COVID-19 accelerates demand for non-invasive technologies to ensure social distancing in warehouses
Through 2023, demand for robotic goods-to-person (G2P) systems will quadruple to help enforce social distancing in warehouses, according to Gartner. With G2P systems, the robots deliver the goods to a person who remains in one place.
“Fallout from the COVID-19 pandemic is increasing demand for robotics in warehouses and distribution centers,” said Dwight Klappich, vice president analyst with the Gartner Supply Chain practice. “G2P systems are an easy and economical way to not only enforce social distancing, but also improve productivity.”
While there’s a variety of technological solutions to address social distancing in warehouses – including technology that traces each employee’s move – robotic systems are easier to implement and less invasive. “Keeping people in place and using a virus-resistant robot to move goods around respects people’s privacy and keeps them safe at the same time,” Klappich added.
In addition to this short-term value, G2P systems also drive broader long-term improvements in efficiency and productivity. Advanced systems also offer additional benefits such as improved storage density.
Gartner also predicts that through 2024, 50% of supply chain organizations will invest in applications that support artificial intelligence (AI) and advanced analytics (AA) capabilities.
“The COVID-19 pandemic has amplified the need for supply chain organizations to seek tools that help them make better and more informed decisions faster,” said Andrew Stevens, senior director analyst with the Gartner Supply Chain practice. “Leading organizations use AI and AA to dig through the vast amounts of data they generate to understand what is happening in their business now and – more importantly – what is likely to happen in the future.”

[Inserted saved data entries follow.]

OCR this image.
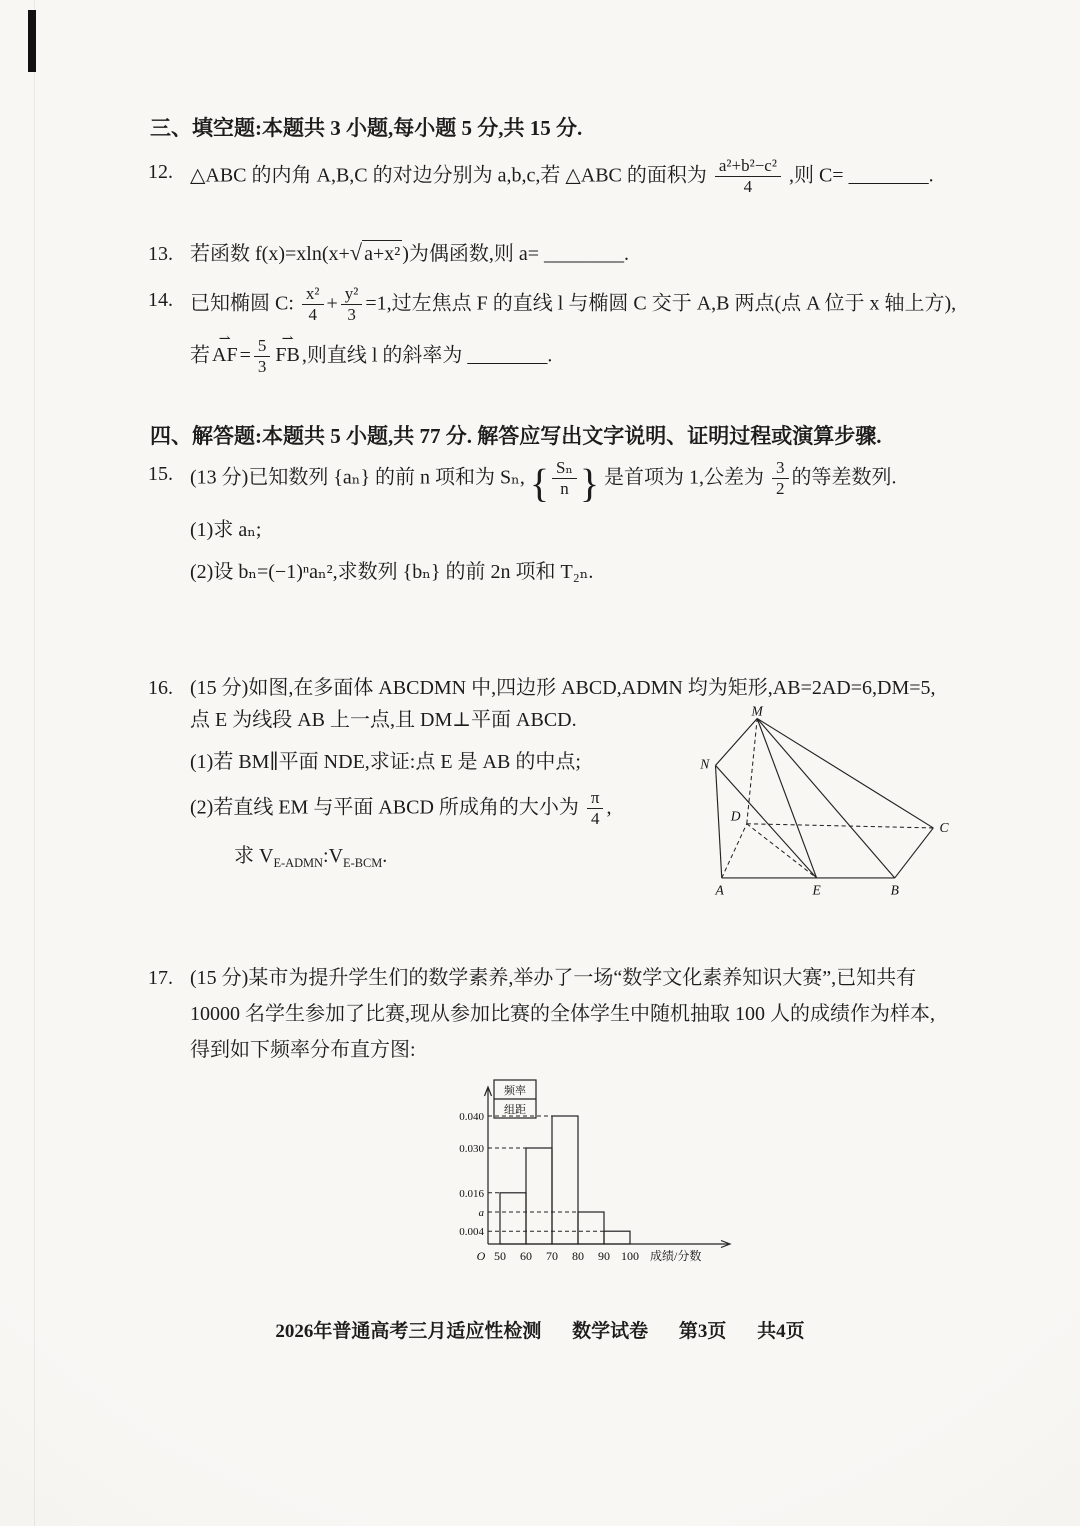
三、填空题:本题共 3 小题,每小题 5 分,共 15 分.
12. △ABC 的内角 A,B,C 的对边分别为 a,b,c,若 △ABC 的面积为 $\frac{\text{a²+b²−c²}}{4}$ ,则 C= ________.
13. 若函数 f(x)=xln(x+ √ a+x² )为偶函数,则 a= ________.
14. 已知椭圆 C: $\frac{\text{x²}}{4} + \frac{\text{y²}}{3} =1$,过左焦点 F 的直线 l 与椭圆 C 交于 A,B 两点(点 A 位于 x 轴上方),
若
⇀
AF = $\frac{5}{3}$ ⇀
FB ,则直线 l 的斜率为 ________.
四、解答题:本题共 5 小题,共 77 分. 解答应写出文字说明、证明过程或演算步骤.
15. (13 分)已知数列 {aₙ} 的前 n 项和为 Sₙ, { $\frac{\text{Sₙ}}{n}$ } 是首项为 1,公差为 $\frac{3}{2}$ 的等差数列.
(1)求 aₙ;
(2)设 bₙ=(−1)ⁿaₙ²,求数列 {bₙ} 的前 2n 项和 T₂ₙ.
16. (15 分)如图,在多面体 ABCDMN 中,四边形 ABCD,ADMN 均为矩形,AB=2AD=6,DM=5,
点 E 为线段 AB 上一点,且 DM⊥平面 ABCD.
(1)若 BM∥平面 NDE,求证:点 E 是 AB 的中点;
(2)若直线 EM 与平面 ABCD 所成角的大小为 $\frac{\pi}{4}$ ,
求 $V_{E-ADMN}:V_{E-BCM}$.
M
N
D
C
A	E	B
17. (15 分)某市为提升学生们的数学素养,举办了一场“数学文化素养知识大赛”,已知共有
10000 名学生参加了比赛,现从参加比赛的全体学生中随机抽取 100 人的成绩作为样本,
得到如下频率分布直方图:
0.040
0.030
0.016
a
0.004
50 60 70 80 90 100
O	成绩/分数
频率
组距
2026年普通高考三月适应性检测 数学试卷 第3页 共4页
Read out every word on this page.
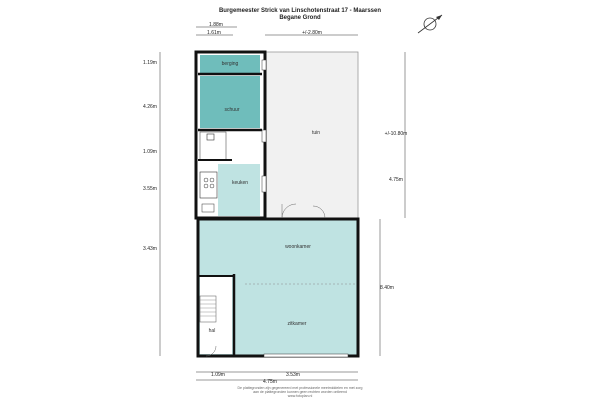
Burgemeester Strick van Linschotenstraat 17 - Maarssen
Begane Grond
berging
schuur
tuin
keuken
woonkamer
zitkamer
hal
1.88m
1.61m	+/-2.80m
1.19m
4.26m
1.09m
3.55m
3.43m
+/-10.80m
4.75m
8.40m
1.09m	3.53m
4.75m
De plattegronden zijn gegenereerd met professionele meetmiddelen en met zorg
aan de plattegronden kunnen geen rechten worden ontleend
www.fotoplan.nl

Companies will continue to invest in applications that embed, augment or apply AI and AA tools. This may be to address foundational areas such as data quality or connecting disparate silos, or strategic objectives such as migrating to more automated, resilient and smarter applications.
“Supply chain leaders should adopt a broad and holistic perspective when it comes to AI and AA. These technologies are increasingly ubiquitous, and there are many ways in which they can be applied – such as data mining for smart manufacturing, visibility tools and autonomous transportation, and to aid customer retention,” Stevens concluded.